52 diferenciado para homens ou mulheres nas relações estabelecidas dentro da colônia e nas relações de trabalho quanto ao fato de moradia na colônia etc. A partir dessas narrativas extraí questões temáticas: relações sociais, gênero, maternidade, discriminação, trabalho etc.

Tomando como parâmetro 01h30min a 2h o tempo aplicado a cada entrevista, sem contar sua transcrição e análise, estimo em cerca de 49h30min o total de tempo aplicado para 34 entrevistas, desde 15 de junho de 2009 até dezembro de 2012. Alguns dados levantados nessas entrevistas indicaram acontecimentos sigilosos nunca obtidos de outras fontes. Certamente, tais informes merecem um estudo mais aprofundado, que poderá ser útil para pesquisas posteriores.
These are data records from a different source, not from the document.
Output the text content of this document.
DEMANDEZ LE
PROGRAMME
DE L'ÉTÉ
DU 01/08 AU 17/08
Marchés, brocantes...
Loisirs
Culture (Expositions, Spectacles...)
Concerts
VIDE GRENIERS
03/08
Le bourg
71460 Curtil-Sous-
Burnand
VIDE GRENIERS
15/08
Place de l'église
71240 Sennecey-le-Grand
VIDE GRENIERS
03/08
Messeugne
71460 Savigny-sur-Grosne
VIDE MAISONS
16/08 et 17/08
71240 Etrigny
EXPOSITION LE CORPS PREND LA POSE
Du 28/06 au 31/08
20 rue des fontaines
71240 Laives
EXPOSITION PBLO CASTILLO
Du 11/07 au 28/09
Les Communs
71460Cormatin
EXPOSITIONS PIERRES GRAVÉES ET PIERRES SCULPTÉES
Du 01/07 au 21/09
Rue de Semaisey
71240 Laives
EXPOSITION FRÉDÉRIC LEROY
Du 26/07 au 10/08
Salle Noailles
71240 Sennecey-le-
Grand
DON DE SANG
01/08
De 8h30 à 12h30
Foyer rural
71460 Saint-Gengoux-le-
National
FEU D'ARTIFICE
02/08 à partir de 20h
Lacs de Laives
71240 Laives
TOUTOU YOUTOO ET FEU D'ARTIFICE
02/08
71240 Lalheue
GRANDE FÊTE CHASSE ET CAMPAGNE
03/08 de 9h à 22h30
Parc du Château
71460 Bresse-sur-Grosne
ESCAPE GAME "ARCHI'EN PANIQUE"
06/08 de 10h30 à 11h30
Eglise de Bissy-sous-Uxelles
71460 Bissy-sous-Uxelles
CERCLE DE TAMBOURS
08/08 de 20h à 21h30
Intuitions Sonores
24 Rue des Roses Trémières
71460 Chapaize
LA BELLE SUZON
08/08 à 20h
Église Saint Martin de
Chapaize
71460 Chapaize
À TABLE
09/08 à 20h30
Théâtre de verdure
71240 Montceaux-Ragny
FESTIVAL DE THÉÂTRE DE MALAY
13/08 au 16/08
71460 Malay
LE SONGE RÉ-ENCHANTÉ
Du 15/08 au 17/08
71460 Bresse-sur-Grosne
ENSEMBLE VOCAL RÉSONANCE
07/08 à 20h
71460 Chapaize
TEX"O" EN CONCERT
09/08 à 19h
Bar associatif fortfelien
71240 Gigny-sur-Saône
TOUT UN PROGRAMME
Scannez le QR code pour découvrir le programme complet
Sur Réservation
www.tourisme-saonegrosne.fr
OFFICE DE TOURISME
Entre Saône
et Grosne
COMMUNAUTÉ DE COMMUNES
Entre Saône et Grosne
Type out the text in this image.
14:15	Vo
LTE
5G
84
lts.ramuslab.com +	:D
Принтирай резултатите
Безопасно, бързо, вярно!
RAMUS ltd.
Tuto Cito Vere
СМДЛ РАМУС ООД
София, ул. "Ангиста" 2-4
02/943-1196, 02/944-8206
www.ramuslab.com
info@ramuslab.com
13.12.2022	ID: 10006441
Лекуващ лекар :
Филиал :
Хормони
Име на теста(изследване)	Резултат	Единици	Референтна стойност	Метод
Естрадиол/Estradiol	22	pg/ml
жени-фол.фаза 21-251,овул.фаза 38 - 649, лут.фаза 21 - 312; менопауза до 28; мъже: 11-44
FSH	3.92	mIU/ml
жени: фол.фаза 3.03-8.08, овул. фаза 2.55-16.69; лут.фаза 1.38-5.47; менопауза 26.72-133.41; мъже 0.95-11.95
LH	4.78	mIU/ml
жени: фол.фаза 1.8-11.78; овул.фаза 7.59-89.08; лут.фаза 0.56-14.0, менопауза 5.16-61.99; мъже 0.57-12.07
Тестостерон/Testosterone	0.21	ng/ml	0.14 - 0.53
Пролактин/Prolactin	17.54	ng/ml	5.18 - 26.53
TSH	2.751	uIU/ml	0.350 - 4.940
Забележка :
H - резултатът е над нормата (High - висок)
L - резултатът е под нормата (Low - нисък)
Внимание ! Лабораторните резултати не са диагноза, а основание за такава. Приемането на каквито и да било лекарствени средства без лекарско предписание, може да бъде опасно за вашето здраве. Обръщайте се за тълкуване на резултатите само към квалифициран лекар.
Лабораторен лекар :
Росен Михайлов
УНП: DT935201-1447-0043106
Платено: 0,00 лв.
Todas as entrevistas foram realizadas nas dependências da Colônia, no ambulatório, nos pavilhões femininos e masculinos, nas enfermarias femininas e masculinas e em residências, exceto a do político, que foi realizada em seu gabinete no Centro de Itaboraí.

3.5.1 Revisões bibliográficas

Os estudos exploratórios também reencaminharam a revisão bibliográfica do projeto de pesquisa, agora associadas a questões levantadas nas entrevistas preliminares. Com isso, realizamos uma sucinta história da CTM para contextualizar a instituição na qual os entrevistados foram internados. Não foge ao objetivo dessa pesquisa a historicização das colônias em geral e da Colônia Tavares de Macedo em especial, bastante importante para o estudo, além de contribuir para a reflexão sobre políticas sociais no Brasil, criadas no período selecionado para a pesquisa.

Enfim, debates e reflexões marcaram aproximações com a temática porque trouxeram novos aportes. O projeto de pesquisa foi submetido ao Comitê de Ética em Pesquisa da Faculdade de Medicina/Hospital Universitário Antônio Pedro – HUAP da Universidade Federal Fluminense, nos termos da Resolução nº 196/96 do Conselho Nacional de Saúde e devidamente registrado na Comissão Nacional de Ética em Pesquisa – CONEP – nº 026/2010, CAAE nº 0862.0.000.258-10.